Shares of ADT Inc. (ADT), a leading provider of monitored security and automation solutions for residential and small business customers in the United States and Canada, closed at $7.56, +.93. On Oct, 28, ADT announced the pricing of the previously announced secondary public offering of 56,000,000 shares of the Company’s common stock held by certain entities managed by affiliates of Apollo Global Management, Inc. (the “Selling Stockholders”). The offering is expected to close on October 30, 2024, subject to satisfaction of customary conditions. The underwriters will have a 30-day option to purchase up to an additional 8,400,000 shares of common stock from the Selling Stockholders. The Company is not selling any shares and will not receive any proceeds from the offering. In addition, ADT has authorized the concurrent purchase from the underwriters of 16,000,000 shares of common stock as part of the secondary public offering at a price per share equal to the price per share to be paid by the underwriters to the Selling Stockholders (the “Share Repurchase”), subject to the completion of the offering. The Share Repurchase is part of the Company’s existing $350 million share repurchase program. The underwriters will not receive any underwriting fees for the shares being repurchased by the Company. Last week, ADT reported results for the third quarter of 2024 that beat the street’s estimates and highlighting the following: Continued strong financial results, cash generation, and leverage reduction, Revenue up 5% versus prior year period, GAAP income from continuing operations up 7%; Adjusted EBITDA up 6%, Record-high recurring monthly revenue; solid customer retention, & On track to achieve full year 2024 guidance metrics.

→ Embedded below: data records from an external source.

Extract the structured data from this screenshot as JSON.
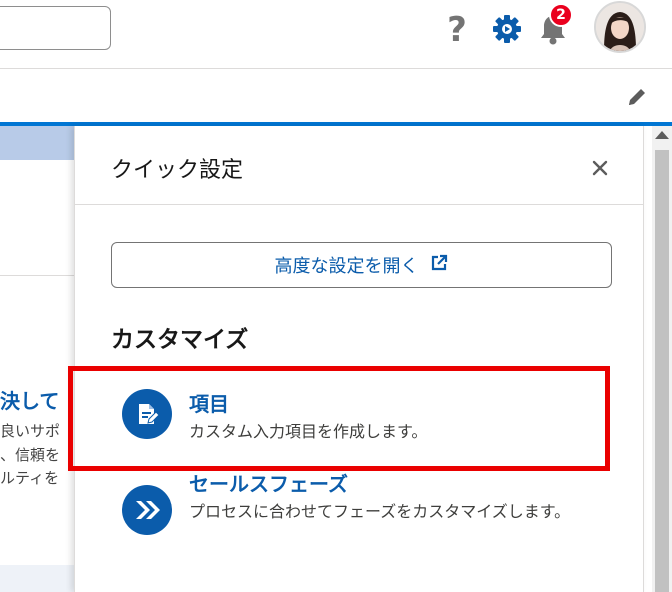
{
  "header": {
    "help_icon": "?",
    "notification_count": "2",
    "icons": [
      "help-icon",
      "setup-gear-icon",
      "notifications-bell-icon",
      "user-avatar",
      "edit-pencil-icon"
    ],
    "accent": "#0176d3"
  },
  "background_page": {
    "heading_fragment": "決して",
    "line1": "良いサポ",
    "line2": "、信頼を",
    "line3": "ルティを"
  },
  "quick_settings": {
    "title": "クイック設定",
    "advanced_button": "高度な設定を開く",
    "section_heading": "カスタマイズ",
    "options": [
      {
        "title": "項目",
        "description": "カスタム入力項目を作成します。",
        "icon": "document-edit-icon"
      },
      {
        "title": "セールスフェーズ",
        "description": "プロセスに合わせてフェーズをカスタマイズします。",
        "icon": "double-chevron-right-icon"
      }
    ]
  },
  "colors": {
    "brand_blue": "#0b5cab",
    "highlight_red": "#ea0000",
    "badge_red": "#ea001e"
  }
}
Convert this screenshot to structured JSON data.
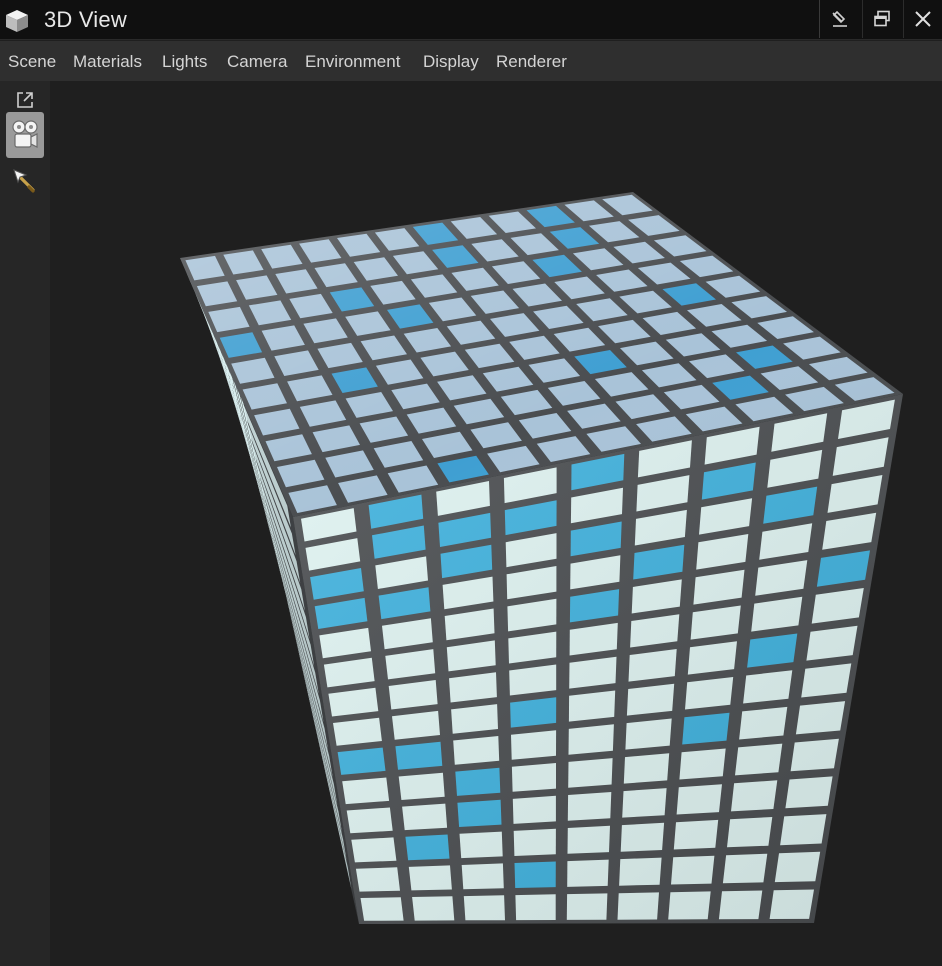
{
  "window": {
    "title": "3D View",
    "icon": "cube-icon",
    "controls": [
      "pin-icon",
      "restore-icon",
      "close-icon"
    ]
  },
  "menu": {
    "items": [
      {
        "label": "Scene"
      },
      {
        "label": "Materials"
      },
      {
        "label": "Lights"
      },
      {
        "label": "Camera"
      },
      {
        "label": "Environment"
      },
      {
        "label": "Display"
      },
      {
        "label": "Renderer"
      }
    ]
  },
  "toolbar": {
    "tools": [
      {
        "icon": "external-link-icon",
        "active": false
      },
      {
        "icon": "camera-icon",
        "active": true
      },
      {
        "icon": "pointer-icon",
        "active": false
      }
    ]
  },
  "scene": {
    "object": "tiled cube",
    "grout_color": "#4a4d50",
    "top_face": {
      "rows": 10,
      "cols": 12,
      "tile_color": "#a9c3d8",
      "accent_color": "#3f9fd2",
      "accents": [
        [
          0,
          6
        ],
        [
          0,
          9
        ],
        [
          1,
          6
        ],
        [
          1,
          9
        ],
        [
          2,
          3
        ],
        [
          2,
          8
        ],
        [
          3,
          0
        ],
        [
          3,
          4
        ],
        [
          4,
          10
        ],
        [
          5,
          2
        ],
        [
          6,
          7
        ],
        [
          7,
          10
        ],
        [
          8,
          9
        ],
        [
          9,
          3
        ]
      ]
    },
    "front_face": {
      "rows": 14,
      "cols": 9,
      "tile_color": "#dff3f1",
      "accent_color": "#40b2de",
      "accents": [
        [
          0,
          1
        ],
        [
          0,
          4
        ],
        [
          1,
          1
        ],
        [
          1,
          2
        ],
        [
          1,
          3
        ],
        [
          1,
          6
        ],
        [
          2,
          0
        ],
        [
          2,
          2
        ],
        [
          2,
          4
        ],
        [
          2,
          7
        ],
        [
          3,
          0
        ],
        [
          3,
          1
        ],
        [
          3,
          5
        ],
        [
          4,
          4
        ],
        [
          4,
          8
        ],
        [
          6,
          7
        ],
        [
          7,
          3
        ],
        [
          8,
          0
        ],
        [
          8,
          1
        ],
        [
          8,
          6
        ],
        [
          9,
          2
        ],
        [
          10,
          2
        ],
        [
          11,
          1
        ],
        [
          12,
          3
        ]
      ]
    },
    "side_face": {
      "rows": 14,
      "cols": 2,
      "tile_color": "#dbeff0",
      "accent_color": "#3fa8d8"
    }
  }
}
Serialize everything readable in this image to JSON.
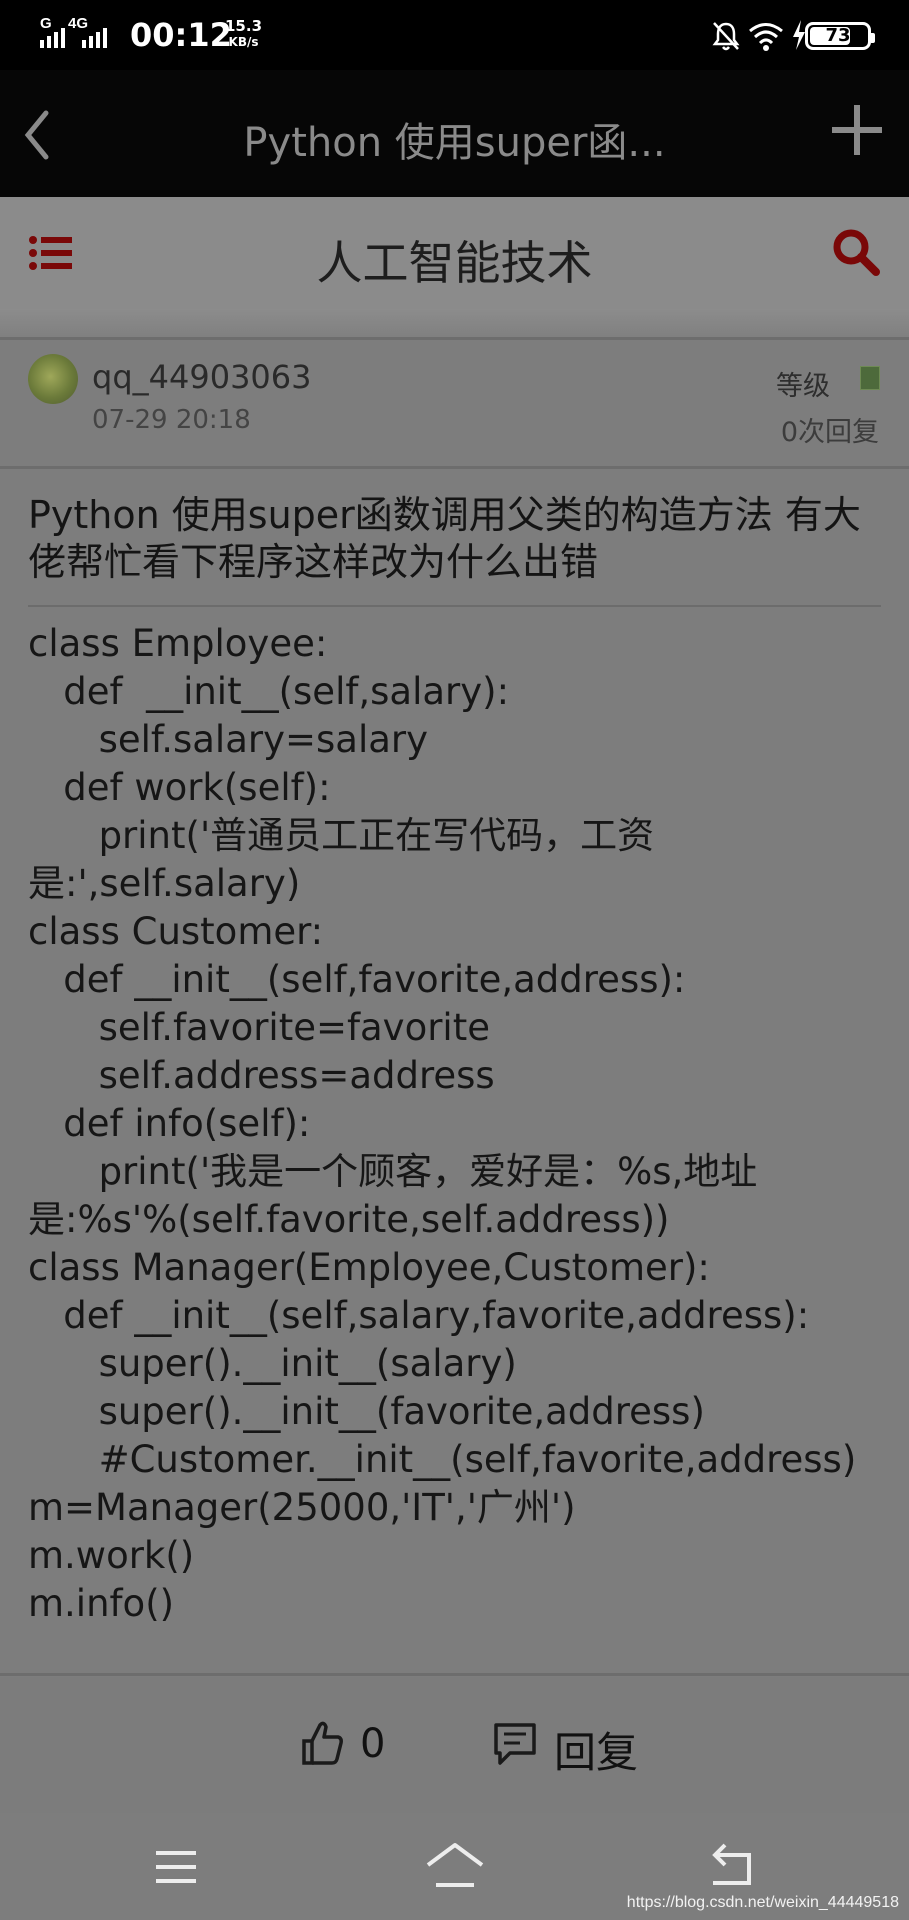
{
  "status_bar": {
    "network": "4G",
    "network_g": "G",
    "time": "00:12",
    "speed_value": "15.3",
    "speed_unit": "KB/s",
    "battery": "73"
  },
  "title_bar": {
    "title": "Python 使用super函..."
  },
  "forum": {
    "title": "人工智能技术"
  },
  "post": {
    "username": "qq_44903063",
    "time": "07-29 20:18",
    "level_label": "等级",
    "reply_count": "0次回复",
    "title": "Python 使用super函数调用父类的构造方法 有大佬帮忙看下程序这样改为什么出错",
    "body_lines": [
      "class Employee:",
      "   def  __init__(self,salary):",
      "      self.salary=salary",
      "   def work(self):",
      "      print('普通员工正在写代码，工资",
      "是:',self.salary)",
      "class Customer:",
      "   def __init__(self,favorite,address):",
      "      self.favorite=favorite",
      "      self.address=address",
      "   def info(self):",
      "      print('我是一个顾客，爱好是：%s,地址",
      "是:%s'%(self.favorite,self.address))",
      "class Manager(Employee,Customer):",
      "   def __init__(self,salary,favorite,address):",
      "      super().__init__(salary)",
      "      super().__init__(favorite,address)",
      "      #Customer.__init__(self,favorite,address)",
      "m=Manager(25000,'IT','广州')",
      "m.work()",
      "m.info()"
    ]
  },
  "actions": {
    "like_count": "0",
    "reply_label": "回复"
  },
  "watermark": "https://blog.csdn.net/weixin_44449518",
  "colors": {
    "accent": "#8b0000",
    "overlay_gray": "#7d7d7d"
  }
}
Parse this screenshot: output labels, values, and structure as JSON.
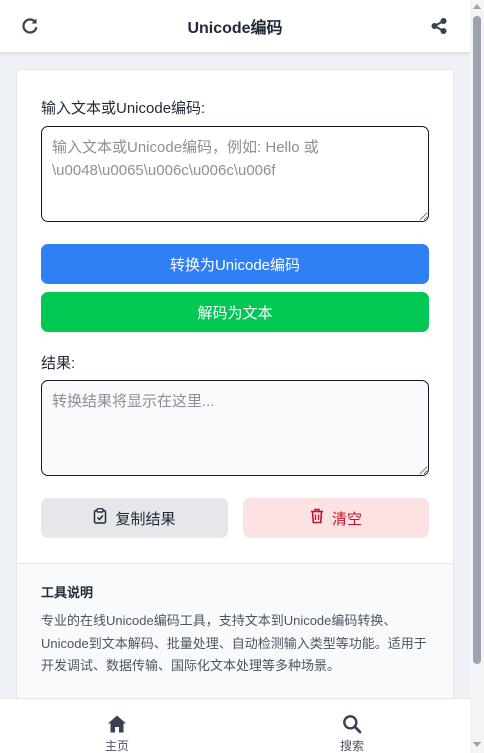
{
  "header": {
    "title": "Unicode编码",
    "left_icon": "refresh-icon",
    "right_icon": "share-icon"
  },
  "input": {
    "label": "输入文本或Unicode编码:",
    "placeholder": "输入文本或Unicode编码，例如: Hello 或 \\u0048\\u0065\\u006c\\u006c\\u006f",
    "value": ""
  },
  "actions": {
    "encode_label": "转换为Unicode编码",
    "decode_label": "解码为文本"
  },
  "result": {
    "label": "结果:",
    "placeholder": "转换结果将显示在这里...",
    "value": ""
  },
  "result_actions": {
    "copy_label": "复制结果",
    "copy_icon": "clipboard-icon",
    "clear_label": "清空",
    "clear_icon": "trash-icon"
  },
  "info": {
    "title": "工具说明",
    "text": "专业的在线Unicode编码工具，支持文本到Unicode编码转换、Unicode到文本解码、批量处理、自动检测输入类型等功能。适用于开发调试、数据传输、国际化文本处理等多种场景。"
  },
  "bottom_nav": {
    "items": [
      {
        "label": "主页",
        "icon": "home-icon"
      },
      {
        "label": "搜索",
        "icon": "search-icon"
      }
    ]
  },
  "colors": {
    "primary": "#2f7ff5",
    "success": "#00c853",
    "danger": "#c0142b",
    "danger_bg": "#fde2e3"
  }
}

Rocket Lab USA, Inc (Nasdaq: RKLB, $19.29, +1.53%), a leading launch provider and space systems company, announced on November 12 that it has scheduled the next Electron launch for Kinéis, a global Internet-of-Things (IoT) connectivity provider. The “Ice AIS Baby” mission is scheduled to launch during a 14-day window that opens on November 23rd NZDT. Lift-off will take place from Rocket Lab’s private orbital launch site, Launch Complex 1, in New Zealand. The mission is the third of five dedicated Electron launches booked by Kinéis in a multi-launch contract that will see Rocket Lab deploy an entire constellation of 25 IoT satellites. The first two missions were successfully launched by Electron in June and September 2024.